U. F. : Absolument, c’est la même vocation. C’est la rencontre avec Athénagoras et une soif commune d’unité qui a donné à Chiara l’occasion de fonder ce focolare. C’est ce qui nous habite toujours 50 ans plus tard ! Nous voulons établir des liens de fraternité et d’unité avec tous ceux que nous rencontrons, au nom de Jésus. Il nous a révélé que nous sommes frères, alors que nous parlons avec un musulman ou un chrétien, nous sommes en présence d’un frère qui est l’image de Dieu.

« Il est essentiel d’aller en profondeur dans ces relations, d’être disponibles pour donner et recevoir dans les petites choses du quotidien. »

N. C. : Maria Voce vous rend-elle visite de temps en temps ?

U. F. : Oui, elle revient volontiers ! Elle est venue à l’automne 2015 pour la rencontre annuelle d’une quarantaine d’évêques de différentes Églises. Cette année-là, à la demande du patriarche Bartholomée, cet événement a eu lieu à Istanbul.
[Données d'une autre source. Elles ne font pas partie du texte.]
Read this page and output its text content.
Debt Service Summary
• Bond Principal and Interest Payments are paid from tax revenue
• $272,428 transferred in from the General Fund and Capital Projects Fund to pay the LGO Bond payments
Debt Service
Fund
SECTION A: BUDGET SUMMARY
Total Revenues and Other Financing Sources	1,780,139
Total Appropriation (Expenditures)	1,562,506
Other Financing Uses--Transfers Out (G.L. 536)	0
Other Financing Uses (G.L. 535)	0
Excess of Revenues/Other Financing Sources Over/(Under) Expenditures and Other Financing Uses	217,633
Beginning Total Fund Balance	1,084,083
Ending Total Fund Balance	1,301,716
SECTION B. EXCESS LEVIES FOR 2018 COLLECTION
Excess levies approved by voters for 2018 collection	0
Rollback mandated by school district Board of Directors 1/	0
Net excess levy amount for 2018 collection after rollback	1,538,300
C’était une très belle expérience œcuménique, l’expérience de ce que serait l’Église s’il y avait une unité visible. C’était très fort de circuler dans cette grande ville avec ce groupe d’évêques, et entre autres de visiter l’église Sainte-Sophie devenue une mosquée puis un musée.
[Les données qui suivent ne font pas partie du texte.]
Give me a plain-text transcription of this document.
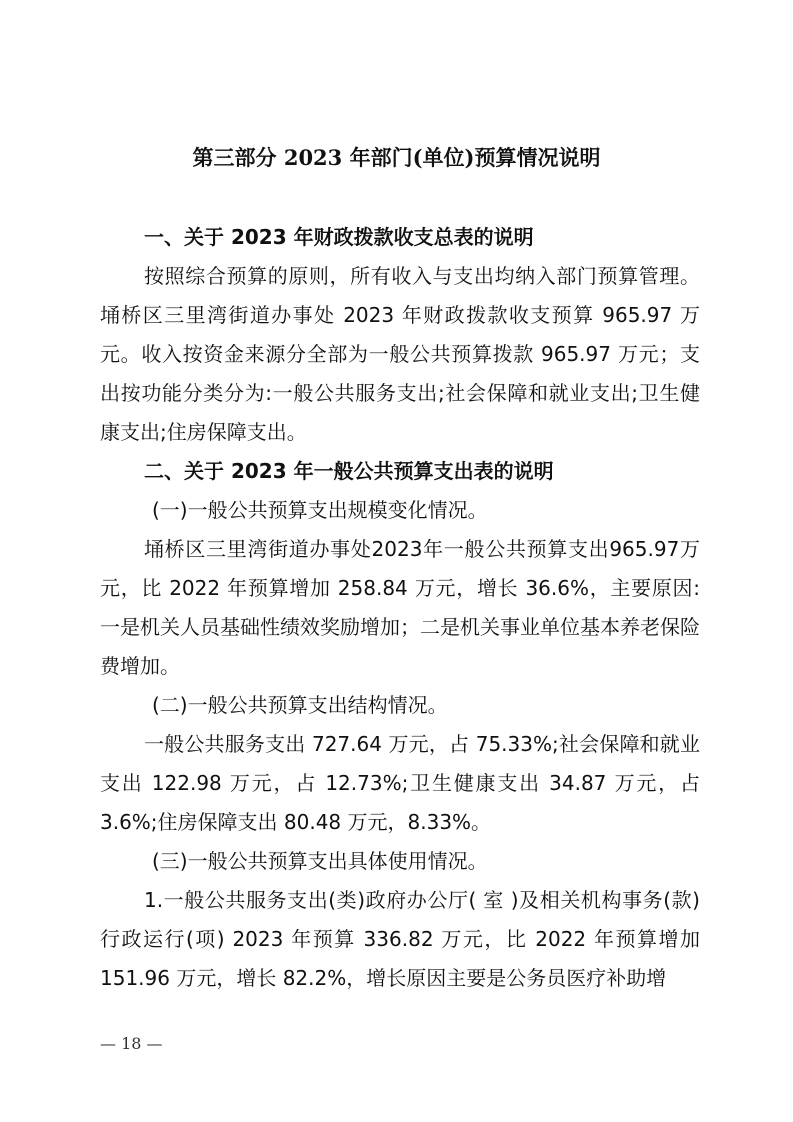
第三部分 2023 年部门(单位)预算情况说明

一、关于 2023 年财政拨款收支总表的说明

按照综合预算的原则，所有收入与支出均纳入部门预算管理。埇桥区三里湾街道办事处 2023 年财政拨款收支预算 965.97 万元。收入按资金来源分全部为一般公共预算拨款 965.97 万元；支出按功能分类分为:一般公共服务支出;社会保障和就业支出;卫生健康支出;住房保障支出。

二、关于 2023 年一般公共预算支出表的说明

(一)一般公共预算支出规模变化情况。

埇桥区三里湾街道办事处2023年一般公共预算支出965.97万元，比 2022 年预算增加 258.84 万元，增长 36.6%，主要原因:一是机关人员基础性绩效奖励增加；二是机关事业单位基本养老保险费增加。

(二)一般公共预算支出结构情况。

一般公共服务支出 727.64 万元，占 75.33%;社会保障和就业支出 122.98 万元，占 12.73%;卫生健康支出 34.87 万元，占 3.6%;住房保障支出 80.48 万元，8.33%。

(三)一般公共预算支出具体使用情况。

1.一般公共服务支出(类)政府办公厅( 室 )及相关机构事务(款)行政运行(项) 2023 年预算 336.82 万元，比 2022 年预算增加 151.96 万元，增长 82.2%，增长原因主要是公务员医疗补助增

— 18 —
N. C. : Depuis votre appartement, vous avez une vue exceptionnelle sur Istanbul, le Bosphore, la corne d’or. pour vous, y a-t-il quelque chose de symbolique dans ce panorama ?

U. F. : Je me retrouve souvent sur le balcon à prier pour cette grande ville de 18 millions d’habitants ! Nous pourrions nous sentir quantité négligeable, mais je sens que nous ne sommes pas seules et que Dieu est avec nous. Je crois profondément qu’Il regarde ces 18 millions de personnes une à une et qu’Il a un plan d’amour sur chacune d’elles, sur ce pays. Dans ma prière, je lui demande de faire en sorte que nous l’aidions à réaliser ce qu’Il veut. Istanbul est un lien très fort entre Orient et Occident, c’est un « pays pont » comme l’a dit le pape François quand il est venu en 2014. C’est ce que nous voulons être, un pont de fraternité avec chacun de ceux que nous croisons ici. Sa population est une mosaïque de différences et vivre en harmonie avec toutes ces différences n’est pas une chose facile, c’est parfois même douloureux. Mais c’est ce qui donne sens à notre vie ici.